Margaret’s letters no longer exist, but Charles’ do. Despite what historians now believe was dyslexia, his love for Margaret was so clearly spelled out on paper.

In one letter he wrote, “In your last letter I hear a little cry as if you were tired of being alone. Well Margaret I have hated being alone all the time. Nothing is the same when you are not here, everything has a flatness. I feel as if I am waiting for something all the time, and that is true because I am waiting for you. Dear Margaret, it will not be long now until we meet again.” 

Then just before Margaret’s return to France, he concluded his ‘chronycle’ of letters, ”This chronicle seems to be full of fleeting impressions and disconnected sentences, but anyone who can read their meaning would find only three words, ‘I love you’.” 

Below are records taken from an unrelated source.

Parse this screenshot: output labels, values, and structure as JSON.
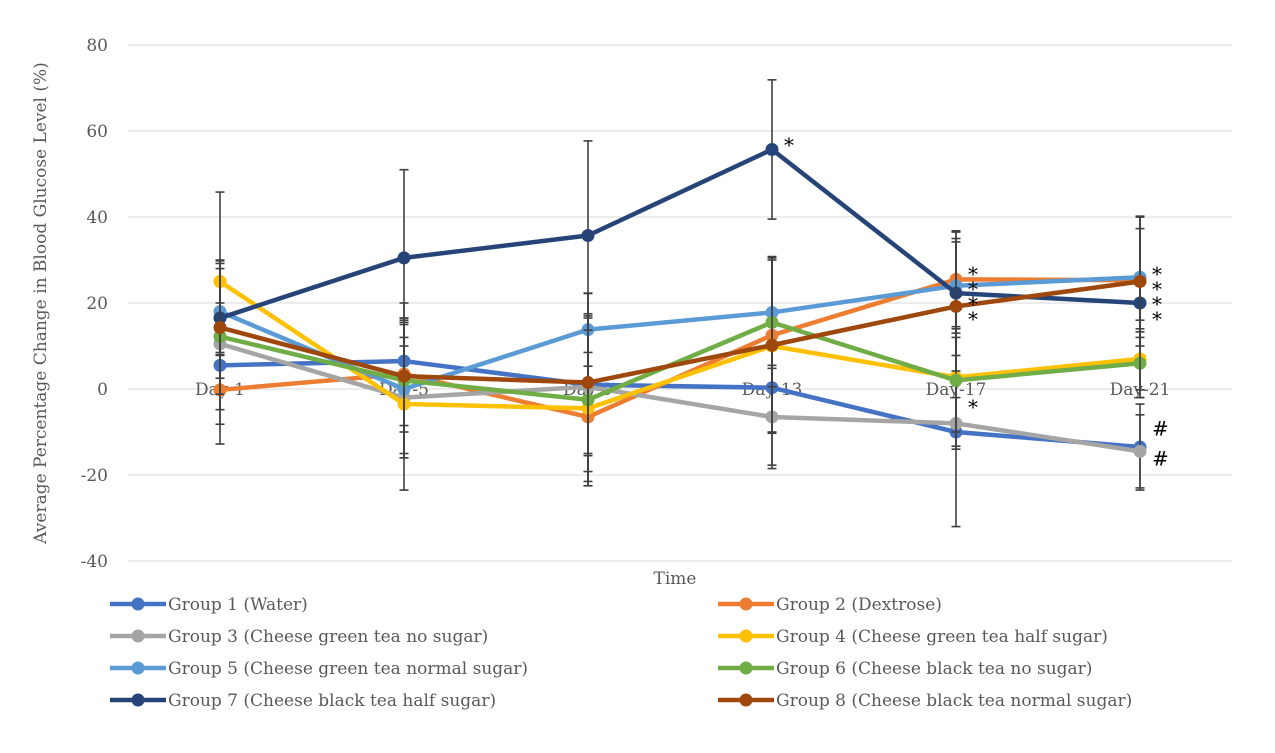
{
  "chart_data": {
    "type": "line",
    "title": "",
    "xlabel": "Time",
    "ylabel": "Average Percentage Change in Blood Glucose Level (%)",
    "ylim": [
      -40,
      80
    ],
    "yticks": [
      -40,
      -20,
      0,
      20,
      40,
      60,
      80
    ],
    "grid": true,
    "legend_position": "bottom",
    "categories": [
      "Day-1",
      "Day-5",
      "Day-9",
      "Day-13",
      "Day-17",
      "Day-21"
    ],
    "series": [
      {
        "name": "Group 1 (Water)",
        "color": "#4472c4",
        "values": [
          5.5,
          6.5,
          1,
          0.3,
          -10,
          -13.5
        ],
        "error": [
          3,
          10,
          16,
          18,
          22,
          10
        ]
      },
      {
        "name": "Group 2 (Dextrose)",
        "color": "#ed7d31",
        "values": [
          -0.2,
          3.5,
          -6.5,
          12.5,
          25.5,
          25.3
        ],
        "error": [
          8,
          12,
          15,
          18,
          11,
          12
        ]
      },
      {
        "name": "Group 3 (Cheese green tea no sugar)",
        "color": "#a5a5a5",
        "values": [
          10.5,
          -2,
          0.5,
          -6.5,
          -8,
          -14.5
        ],
        "error": [
          8,
          14,
          16,
          12,
          6,
          8.5
        ]
      },
      {
        "name": "Group 4 (Cheese green tea half sugar)",
        "color": "#ffc000",
        "values": [
          25,
          -3.5,
          -4.5,
          10,
          2.7,
          7
        ],
        "error": [
          5,
          20,
          18,
          20,
          16,
          9
        ]
      },
      {
        "name": "Group 5 (Cheese green tea normal sugar)",
        "color": "#5b9bd5",
        "values": [
          18,
          0,
          13.8,
          17.8,
          24,
          26
        ],
        "error": [
          10,
          15,
          8.5,
          13,
          11,
          14
        ]
      },
      {
        "name": "Group 6 (Cheese black tea no sugar)",
        "color": "#70ad47",
        "values": [
          12.2,
          2,
          -2.5,
          15.5,
          2,
          6
        ],
        "error": [
          17,
          18,
          20,
          15,
          12,
          8
        ]
      },
      {
        "name": "Group 7 (Cheese black tea half sugar)",
        "color": "#264478",
        "values": [
          16.5,
          30.5,
          35.7,
          55.7,
          22.3,
          20
        ],
        "error": [
          29.3,
          20.5,
          22,
          16.2,
          14.5,
          20.2
        ]
      },
      {
        "name": "Group 8 (Cheese black tea normal sugar)",
        "color": "#9e480e",
        "values": [
          14.3,
          3,
          1.5,
          10.2,
          19.2,
          25
        ],
        "error": [
          15.5,
          13,
          20.7,
          20.5,
          15,
          15
        ]
      }
    ],
    "annotations": [
      {
        "text": "*",
        "x": "Day-13",
        "y": 57.5
      },
      {
        "text": "*",
        "x": "Day-17",
        "y": 27.5
      },
      {
        "text": "*",
        "x": "Day-17",
        "y": 24
      },
      {
        "text": "*",
        "x": "Day-17",
        "y": 20.5
      },
      {
        "text": "*",
        "x": "Day-17",
        "y": 17
      },
      {
        "text": "*",
        "x": "Day-17",
        "y": -3.5
      },
      {
        "text": "*",
        "x": "Day-21",
        "y": 27.5
      },
      {
        "text": "*",
        "x": "Day-21",
        "y": 24
      },
      {
        "text": "*",
        "x": "Day-21",
        "y": 20.5
      },
      {
        "text": "*",
        "x": "Day-21",
        "y": 17
      },
      {
        "text": "#",
        "x": "Day-21",
        "y": -8.5
      },
      {
        "text": "#",
        "x": "Day-21",
        "y": -15.5
      }
    ]
  }
}
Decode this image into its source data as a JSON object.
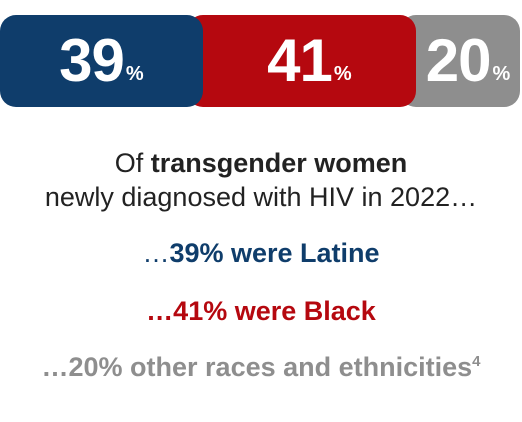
{
  "chart_data": {
    "type": "bar",
    "orientation": "horizontal-stacked",
    "unit": "%",
    "categories": [
      "Latine",
      "Black",
      "Other races and ethnicities"
    ],
    "values": [
      39,
      41,
      20
    ],
    "colors": [
      "#0f3d6b",
      "#b5080f",
      "#8e8e8e"
    ],
    "xlim": [
      0,
      100
    ]
  },
  "segments": [
    {
      "value": "39",
      "suffix": "%"
    },
    {
      "value": "41",
      "suffix": "%"
    },
    {
      "value": "20",
      "suffix": "%"
    }
  ],
  "headline": {
    "prefix": "Of ",
    "emphasis": "transgender women",
    "line2": "newly diagnosed with HIV in 2022…"
  },
  "stats": {
    "latine": {
      "lead": "…",
      "text": "39% were Latine"
    },
    "black": {
      "text": "…41% were Black"
    },
    "other": {
      "text": "…20% other races and ethnicities",
      "footnote": "4"
    }
  }
}
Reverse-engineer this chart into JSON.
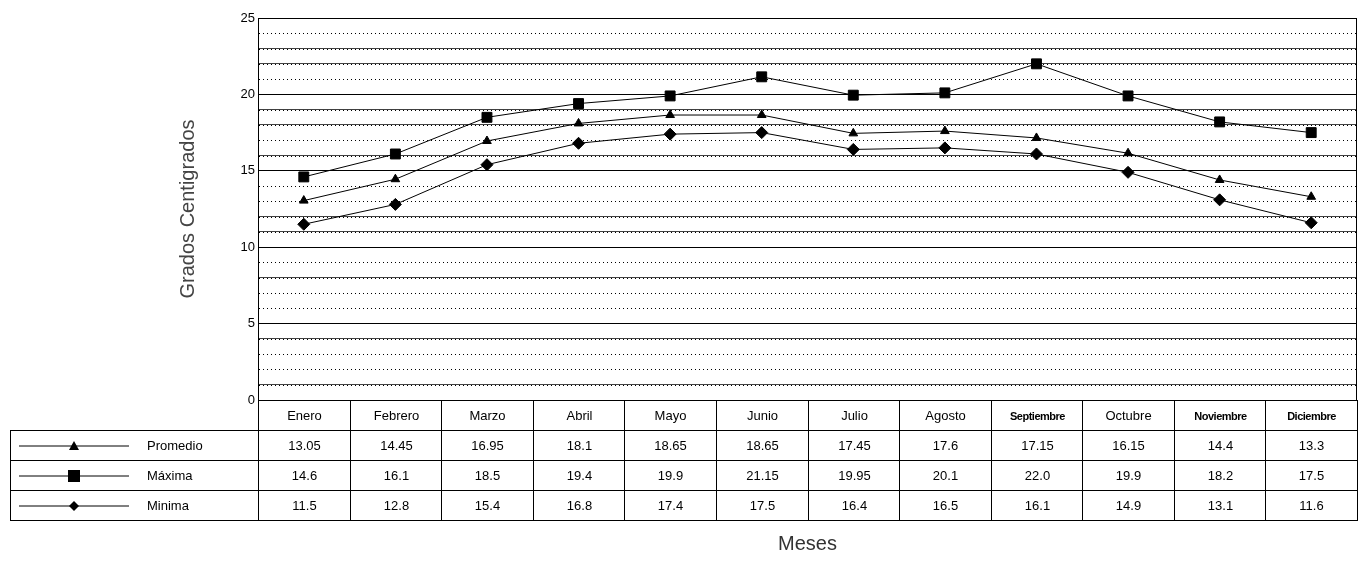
{
  "chart_data": {
    "type": "line",
    "annotations": [
      "Meses"
    ],
    "ylabel": "Grados Centigrados",
    "categories": [
      "Enero",
      "Febrero",
      "Marzo",
      "Abril",
      "Mayo",
      "Junio",
      "Julio",
      "Agosto",
      "Septiembre",
      "Octubre",
      "Noviembre",
      "Diciembre"
    ],
    "series": [
      {
        "name": "Promedio",
        "color": "#000000",
        "marker": "triangle",
        "values": [
          13.05,
          14.45,
          16.95,
          18.1,
          18.65,
          18.65,
          17.45,
          17.6,
          17.15,
          16.15,
          14.4,
          13.3
        ],
        "value_labels": [
          "13.05",
          "14.45",
          "16.95",
          "18.1",
          "18.65",
          "18.65",
          "17.45",
          "17.6",
          "17.15",
          "16.15",
          "14.4",
          "13.3"
        ]
      },
      {
        "name": "Máxima",
        "color": "#000000",
        "marker": "square",
        "values": [
          14.6,
          16.1,
          18.5,
          19.4,
          19.9,
          21.15,
          19.95,
          20.1,
          22.0,
          19.9,
          18.2,
          17.5
        ],
        "value_labels": [
          "14.6",
          "16.1",
          "18.5",
          "19.4",
          "19.9",
          "21.15",
          "19.95",
          "20.1",
          "22.0",
          "19.9",
          "18.2",
          "17.5"
        ]
      },
      {
        "name": "Minima",
        "color": "#000000",
        "marker": "diamond",
        "values": [
          11.5,
          12.8,
          15.4,
          16.8,
          17.4,
          17.5,
          16.4,
          16.5,
          16.1,
          14.9,
          13.1,
          11.6
        ],
        "value_labels": [
          "11.5",
          "12.8",
          "15.4",
          "16.8",
          "17.4",
          "17.5",
          "16.4",
          "16.5",
          "16.1",
          "14.9",
          "13.1",
          "11.6"
        ]
      }
    ],
    "ylim": [
      0,
      25
    ],
    "yticks": [
      0,
      {
        "value": 1,
        "label": null
      },
      {
        "value": 2,
        "label": null
      },
      {
        "value": 3,
        "label": null
      },
      {
        "value": 4,
        "label": null
      },
      5,
      {
        "value": 6,
        "label": null
      },
      {
        "value": 7,
        "label": null
      },
      {
        "value": 8,
        "label": null
      },
      {
        "value": 9,
        "label": null
      },
      10,
      {
        "value": 11,
        "label": null
      },
      {
        "value": 12,
        "label": null
      },
      {
        "value": 13,
        "label": null
      },
      {
        "value": 14,
        "label": null
      },
      15,
      {
        "value": 16,
        "label": null
      },
      {
        "value": 17,
        "label": null
      },
      {
        "value": 18,
        "label": null
      },
      {
        "value": 19,
        "label": null
      },
      20,
      {
        "value": 21,
        "label": null
      },
      {
        "value": 22,
        "label": null
      },
      {
        "value": 23,
        "label": null
      },
      {
        "value": 24,
        "label": null
      },
      25
    ],
    "grid": "y",
    "legend": "bottom left",
    "line_style": "solid"
  }
}
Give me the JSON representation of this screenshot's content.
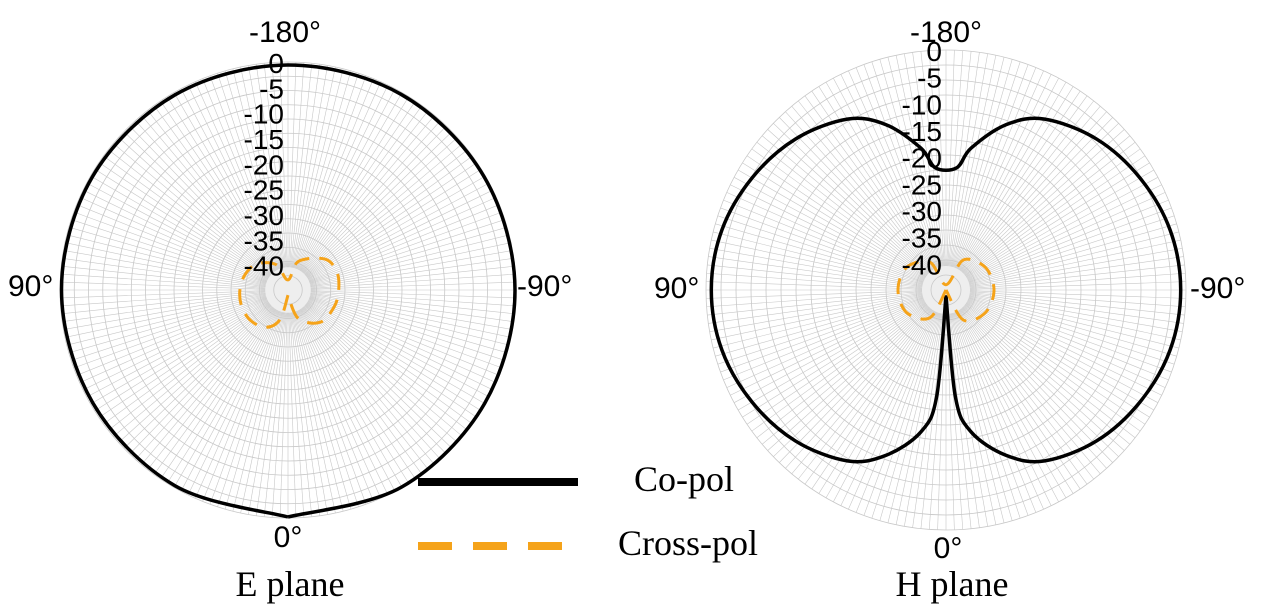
{
  "colors": {
    "co_pol": "#000000",
    "cross_pol": "#f5a31a",
    "grid": "#c8c8c8",
    "center_fill": "#eeeeee",
    "text": "#000000"
  },
  "legend": {
    "co_pol_label": "Co-pol",
    "cross_pol_label": "Cross-pol",
    "placement": "bottom-center"
  },
  "chart_data": [
    {
      "type": "polar",
      "title": "E plane",
      "angle_labels": {
        "top": "-180°",
        "bottom": "0°",
        "left": "90°",
        "right": "-90°"
      },
      "radial_tick_labels": [
        "0",
        "-5",
        "-10",
        "-15",
        "-20",
        "-25",
        "-30",
        "-35",
        "-40"
      ],
      "r_range_db": [
        -45,
        0
      ],
      "grid": true,
      "series": [
        {
          "name": "Co-pol",
          "theta_deg": [
            0,
            30,
            60,
            90,
            120,
            150,
            180,
            210,
            240,
            270,
            300,
            330,
            360
          ],
          "gain_db": [
            -0.2,
            -0.4,
            -0.5,
            -0.3,
            -0.4,
            -0.5,
            -0.6,
            -0.4,
            -0.3,
            -0.2,
            -0.2,
            -0.1,
            -0.2
          ]
        },
        {
          "name": "Cross-pol",
          "theta_deg": [
            0,
            15,
            30,
            50,
            70,
            90,
            110,
            130,
            155,
            180,
            200,
            230,
            250,
            270,
            290,
            315,
            340,
            360
          ],
          "gain_db": [
            -44,
            -39,
            -36.5,
            -35.5,
            -35.3,
            -35.5,
            -36,
            -37,
            -39.5,
            -43,
            -39,
            -35.5,
            -34.7,
            -35,
            -35.3,
            -36,
            -39,
            -44
          ]
        }
      ]
    },
    {
      "type": "polar",
      "title": "H plane",
      "angle_labels": {
        "top": "-180°",
        "bottom": "0°",
        "left": "90°",
        "right": "-90°"
      },
      "radial_tick_labels": [
        "0",
        "-5",
        "-10",
        "-15",
        "-20",
        "-25",
        "-30",
        "-35",
        "-40"
      ],
      "r_range_db": [
        -45,
        0
      ],
      "grid": true,
      "series": [
        {
          "name": "Co-pol",
          "theta_deg": [
            0,
            5,
            10,
            20,
            30,
            45,
            60,
            75,
            90,
            105,
            120,
            135,
            150,
            160,
            170,
            175,
            185,
            190,
            200,
            210,
            225,
            240,
            255,
            270,
            285,
            300,
            315,
            330,
            340,
            350,
            355,
            360
          ],
          "gain_db": [
            -44,
            -25,
            -18,
            -12,
            -8,
            -5,
            -3,
            -1.5,
            -1,
            -1.5,
            -3,
            -5,
            -8,
            -12,
            -18,
            -22,
            -22,
            -18,
            -12,
            -8,
            -5,
            -3,
            -1.5,
            -1,
            -1.5,
            -3,
            -5,
            -8,
            -12,
            -18,
            -25,
            -44
          ]
        },
        {
          "name": "Cross-pol",
          "theta_deg": [
            0,
            30,
            60,
            90,
            120,
            150,
            180,
            210,
            240,
            270,
            300,
            330,
            360
          ],
          "gain_db": [
            -45,
            -39,
            -36.5,
            -36,
            -36.5,
            -39,
            -44,
            -38.5,
            -36.5,
            -36,
            -36.5,
            -38.5,
            -45
          ]
        }
      ]
    }
  ]
}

They were so infatuated with one another that even their peers noticed and wrote poetically of them. After visiting their home in 1905, French painter, Blanche Ernest Kalas described the couple as “two visionary souls, in loving mateship … wafted still further aloft to the heavenly realms of creation.”

 

Oscar Wilde’s Undying Love For Lord Alfred Douglas 

Popular playwright Oscar Wilde met Lord Alfred “Bosie” Douglas in June 1891. The Oxford student and talented poet became Wilde’s muse and lover, but their relationship was controversial for its time. In fact, Wilde faced societal condemnation and was sentenced to two years imprisonment for their love.

Yet, it was during the course of their tumultuous love affair that Wilde wrote some his best work including The Importance of being Earnest and Salome. They continued their relationship in secret and Wilde’s surviving love letters provide detailed insight into the inner workings of their love.

In one letter, Wilde wrote: “Everyone is furious with me for going back to you, but they don’t understand us. I feel that it is only with you that I can do anything at all.

“Do remake my ruined life for me, and then our friendship and love will have a different meaning to the world. I wish that when we met at Rouen we had not parted at all.

“There are such wide abysses now of space and land between us. But we love each other.”